Я задумалась. Подобные ассоциации всегда давались мне с трудом.
— Пожалуй, с айвой, — сказала я, — жесткая и терпкая. Или нет, все-таки не айва, а зеленое яблоко. Крепкое, кисловатое, не на всякий вкус.
— Такая ты и есть — крепкая, кислая и не на всякий вкус, — сказала Лариска, — скажешь, нет?
Я не удержалась от улыбки. Лариска меня подловила: кислая и не на всякий вкус — точнее обо мне было трудно сказать.
— А ты? — спросила я. — С чем себя ассоциируешь?

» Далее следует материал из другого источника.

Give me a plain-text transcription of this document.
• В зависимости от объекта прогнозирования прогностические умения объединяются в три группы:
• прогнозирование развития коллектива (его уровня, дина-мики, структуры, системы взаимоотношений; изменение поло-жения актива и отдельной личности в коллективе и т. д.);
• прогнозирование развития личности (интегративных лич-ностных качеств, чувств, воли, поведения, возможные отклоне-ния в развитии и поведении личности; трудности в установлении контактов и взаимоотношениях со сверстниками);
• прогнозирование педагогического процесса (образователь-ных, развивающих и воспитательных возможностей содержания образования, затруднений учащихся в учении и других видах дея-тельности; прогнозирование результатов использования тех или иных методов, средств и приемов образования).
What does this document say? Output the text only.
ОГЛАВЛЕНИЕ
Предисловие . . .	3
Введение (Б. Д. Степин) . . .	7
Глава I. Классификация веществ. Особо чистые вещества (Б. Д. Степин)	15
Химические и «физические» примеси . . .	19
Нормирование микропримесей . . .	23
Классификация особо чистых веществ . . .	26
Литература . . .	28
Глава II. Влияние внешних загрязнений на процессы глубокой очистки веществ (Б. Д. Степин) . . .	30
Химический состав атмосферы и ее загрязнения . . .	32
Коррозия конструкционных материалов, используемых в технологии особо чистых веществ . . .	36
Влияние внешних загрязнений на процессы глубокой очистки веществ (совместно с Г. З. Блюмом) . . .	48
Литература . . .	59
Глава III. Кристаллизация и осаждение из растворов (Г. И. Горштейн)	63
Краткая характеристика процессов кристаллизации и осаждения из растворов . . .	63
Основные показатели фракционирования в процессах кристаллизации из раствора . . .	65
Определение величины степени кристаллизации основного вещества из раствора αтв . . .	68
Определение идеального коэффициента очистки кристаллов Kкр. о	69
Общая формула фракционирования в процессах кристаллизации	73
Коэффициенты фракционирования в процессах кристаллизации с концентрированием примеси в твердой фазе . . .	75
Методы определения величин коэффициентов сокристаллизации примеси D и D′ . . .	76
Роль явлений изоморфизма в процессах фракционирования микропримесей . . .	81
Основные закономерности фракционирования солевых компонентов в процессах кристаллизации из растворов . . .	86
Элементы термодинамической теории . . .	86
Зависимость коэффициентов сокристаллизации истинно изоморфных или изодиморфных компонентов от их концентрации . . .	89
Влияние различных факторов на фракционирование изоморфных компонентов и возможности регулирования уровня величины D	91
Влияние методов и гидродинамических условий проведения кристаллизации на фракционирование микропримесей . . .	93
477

— С кокосом, — тут же ответила она.
— С кокосом? Почему?
— Он снаружи твердый, а внутри у него нежная мякоть, — Лариска пыталась улыбаться, но не очень-то хорошо у нее это получалось, — все видят его твердую корочку и забывают про мягкую внутренность. Думают, что это орех, и поэтому его безболезненно можно долбить камнем. Если при этом повредится мякоть, то он все равно останется съедобным. А разве кому-то нужно от кокоса что-нибудь еще?
Ларискин голос поднялся до опасных высот. Я дотронулась до ее джинсового плеча и хотела сказать что-нибудь. Но так и не придумала, что можно сказать женщине, чувствующей себя разбиваемым кокосом. Стало неловко. Спас положение внезапно возникший в дверном проеме Матвей.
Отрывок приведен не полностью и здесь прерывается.